Let’s fit a regression:

from sklearn.linear_model import LinearRegression
model = LinearRegression(fit_intercept=True)

What is model? Well, remember everything in Python is an object. Try help(model) to see all the different elements of model, which, being an object, is an instance of the class LinearRegression.

It seems obvious that the following model.fit() call modifies the fields of the model instance in place. That may model can be further used in later lines.

model.fit(x[:, np.newaxis],y)

LinearRegression(copy_X=True, fit_intercept=True, n_jobs=1, normalize=False)

What is the purpose of np.newaxis? See here. Basically,

np.newaxis might come in handy when you want to explicitly convert an 1D array to either a row vector or a column vector

In my case above, x[:, np.newaxis] makes x into a column vector. I’m not sure why the same treatment isn’t required for y.

Misc notes

Universal functions and array broadcasting

This info is also covered in PDSH. Broadcasting starts on p. 63, where it’s defined as

Broadcasting is simply a set of rules for applying binary ufuncs (addition, subtraction, multiplication, etc.) on arrays of different sizes.

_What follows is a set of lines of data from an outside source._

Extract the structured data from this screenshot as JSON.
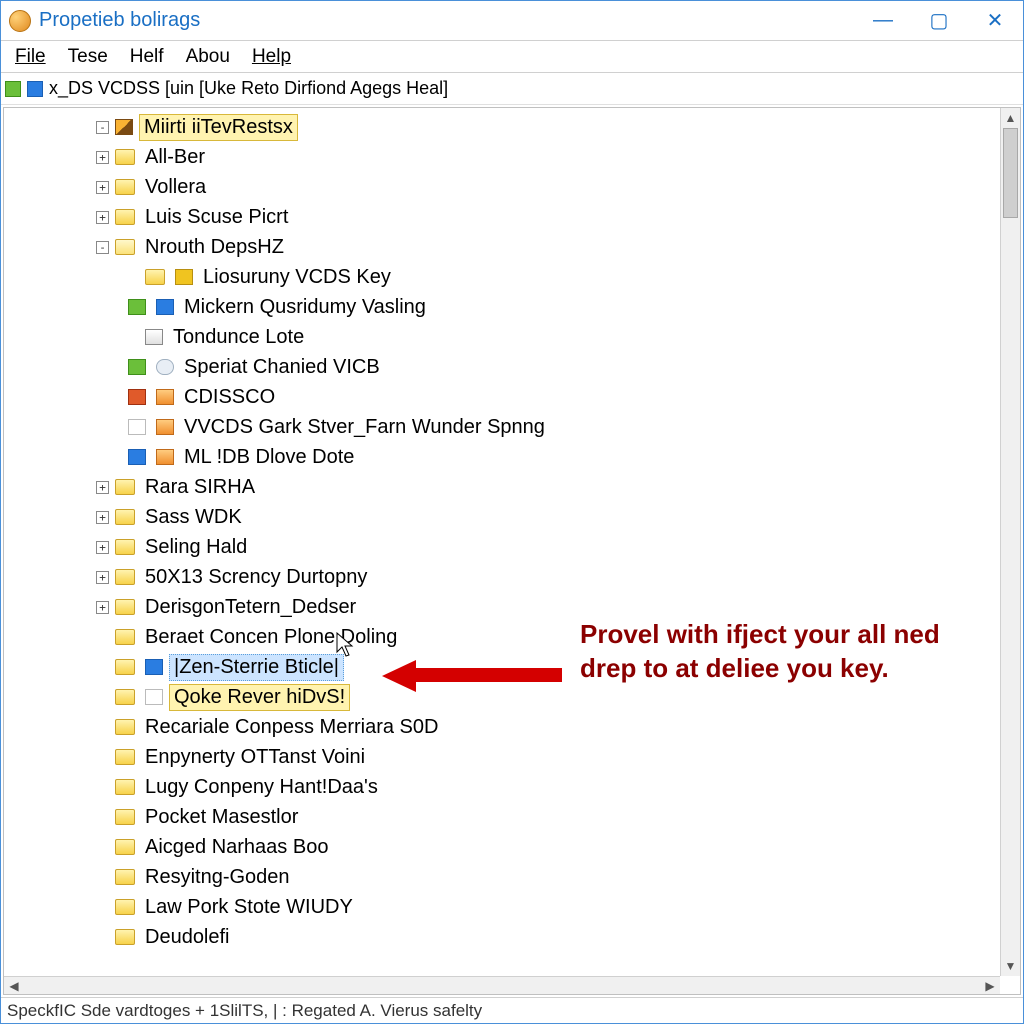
{
  "title": "Propetieb bolirags",
  "menu": [
    "File",
    "Tese",
    "Helf",
    "Abou",
    "Help"
  ],
  "pathbar": "x_DS VCDSS [uin [Uke Reto Dirfiond Agegs Heal]",
  "status": "SpeckfIC Sde vardtoges + 1SlilTS, | : Regated A. Vierus safelty",
  "annotation": "Provel with ifject your all ned drep to at deliee you key.",
  "tree": {
    "root_selected": "Miirti iiTevRestsx",
    "level1": [
      "All-Ber",
      "Vollera",
      "Luis Scuse Picrt",
      "Nrouth DepsHZ"
    ],
    "level2": [
      "Liosuruny VCDS Key",
      "Mickern Qusridumy Vasling",
      "Tondunce Lote",
      "Speriat Chanied VICB",
      "CDISSCO",
      "VVCDS Gark Stver_Farn Wunder Spnng",
      "ML !DB Dlove Dote"
    ],
    "level1b": [
      "Rara SIRHA",
      "Sass WDK",
      "Seling Hald",
      "50X13 Scrency Durtopny",
      "DerisgonTetern_Dedser",
      "Beraet Concen Plone Doling"
    ],
    "blue_selected": "|Zen-Sterrie Bticle|",
    "yellow_selected": "Qoke Rever hiDvS!",
    "level1c": [
      "Recariale Conpess Merriara S0D",
      "Enpynerty OTTanst Voini",
      "Lugy Conpeny Hant!Daa's",
      "Pocket Masestlor",
      "Aicged Narhaas Boo",
      "Resyitng-Goden",
      "Law Pork Stote WIUDY",
      "Deudolefi"
    ]
  }
}
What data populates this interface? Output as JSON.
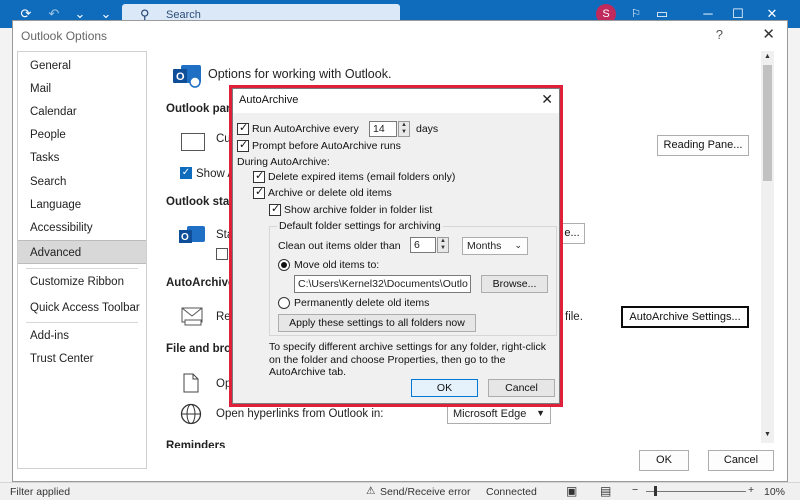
{
  "outlook_titlebar": {
    "search_placeholder": "Search",
    "avatar_initial": "S"
  },
  "options_window": {
    "title": "Outlook Options",
    "help": "?",
    "close": "✕",
    "nav_items": [
      "General",
      "Mail",
      "Calendar",
      "People",
      "Tasks",
      "Search",
      "Language",
      "Accessibility",
      "Advanced",
      "Customize Ribbon",
      "Quick Access Toolbar",
      "Add-ins",
      "Trust Center"
    ],
    "active_nav": "Advanced",
    "header": "Options for working with Outlook.",
    "sections": {
      "panes": "Outlook panes",
      "panes_row": "Cu",
      "panes_show": "Show A",
      "reading_pane_btn": "Reading Pane...",
      "start": "Outlook star",
      "start_row": "Sta",
      "start_btn": "e...",
      "autoarchive": "AutoArchive",
      "autoarchive_row": "Red",
      "autoarchive_tail": "file.",
      "autoarchive_btn": "AutoArchive Settings...",
      "file_browse": "File and brow",
      "open_row": "Op",
      "hyperlinks_label": "Open hyperlinks from Outlook in:",
      "hyperlinks_value": "Microsoft Edge",
      "next_section": "Reminders"
    },
    "ok": "OK",
    "cancel": "Cancel"
  },
  "status_bar": {
    "left": "Filter applied",
    "send_receive": "Send/Receive error",
    "connection": "Connected",
    "zoom": "10%"
  },
  "dialog": {
    "title": "AutoArchive",
    "close": "✕",
    "run_every_label": "Run AutoArchive every",
    "run_every_value": "14",
    "run_every_unit": "days",
    "prompt_label": "Prompt before AutoArchive runs",
    "during_label": "During AutoArchive:",
    "delete_expired_label": "Delete expired items (email folders only)",
    "archive_old_label": "Archive or delete old items",
    "show_archive_label": "Show archive folder in folder list",
    "group_label": "Default folder settings for archiving",
    "clean_out_label": "Clean out items older than",
    "clean_out_value": "6",
    "clean_out_unit": "Months",
    "move_label": "Move old items to:",
    "move_path": "C:\\Users\\Kernel32\\Documents\\Outlo",
    "browse_btn": "Browse...",
    "perm_delete_label": "Permanently delete old items",
    "apply_all_btn": "Apply these settings to all folders now",
    "info_text": "To specify different archive settings for any folder, right-click on the folder and choose Properties, then go to the AutoArchive tab.",
    "ok_btn": "OK",
    "cancel_btn": "Cancel",
    "accent_color": "#e0203a"
  }
}
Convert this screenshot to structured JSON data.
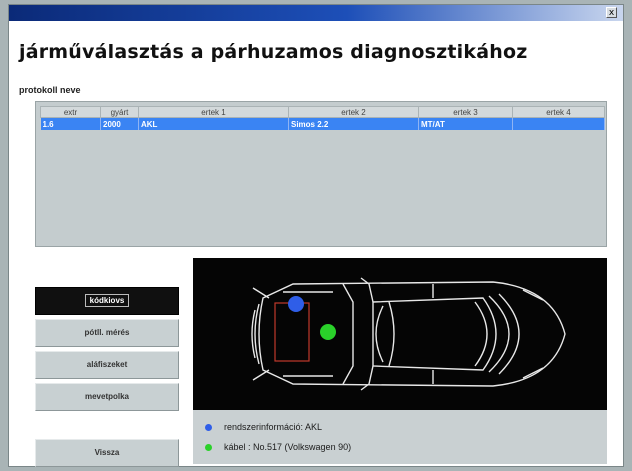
{
  "window": {
    "close_label": "x"
  },
  "header": {
    "title": "járműválasztás a párhuzamos diagnosztikához"
  },
  "protocol": {
    "label": "protokoll neve"
  },
  "table": {
    "columns": [
      "extr",
      "gyárt",
      "ertek 1",
      "ertek 2",
      "ertek 3",
      "ertek 4"
    ],
    "rows": [
      [
        "1.6",
        "2000",
        "AKL",
        "Simos 2.2",
        "MT/AT",
        ""
      ]
    ]
  },
  "sidebar": {
    "buttons": [
      {
        "label": "kódkiovs"
      },
      {
        "label": "pótll. mérés"
      },
      {
        "label": "aláfiszeket"
      },
      {
        "label": "mevetpolka"
      }
    ],
    "back_label": "Vissza"
  },
  "diagram": {
    "legend": [
      {
        "text": "rendszerinformáció: AKL",
        "color": "#2f5ee8"
      },
      {
        "text": "kábel : No.517 (Volkswagen 90)",
        "color": "#2ad12a"
      }
    ]
  },
  "colors": {
    "selected_row": "#3a84f3",
    "marker_blue": "#2f5ee8",
    "marker_green": "#2ad12a"
  }
}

This page of the Scipy documentation describes universal functions and array broadcasting. Basically array broadcasting is the automatic adjustment of array sizes and dimensions that is done in order to make a set of arrays the same size. Here’s a really good example from that page.

Example: If a.shape is (5,1), b.shape is (1,6), c.shape is (6,) and d.shape is () so that d is a scalar, then a, b, c, and d are all broadcastable to dimension (5,6); and

a acts like a (5,6) array where a[:,0] is broadcast to the other columns,
b acts like a (5,6) array where b[0,:] is broadcast to the other rows,
c acts like a (1,6) array and therefore like a (5,6) array where c[:] is broadcast to every row, and finally,
d acts like a (5,6) array where the single value is repeated.

Orphaned notes (forgot what part of PDSH I was looking at)

In Python, everything’s an object, which means many “things” have two ways of calling related methods: the object-oriented way and the non object-oriented way.
- I thought the good code for this idea was around the Pandas Index object (p105 or so), but on second look, I can’t find it there.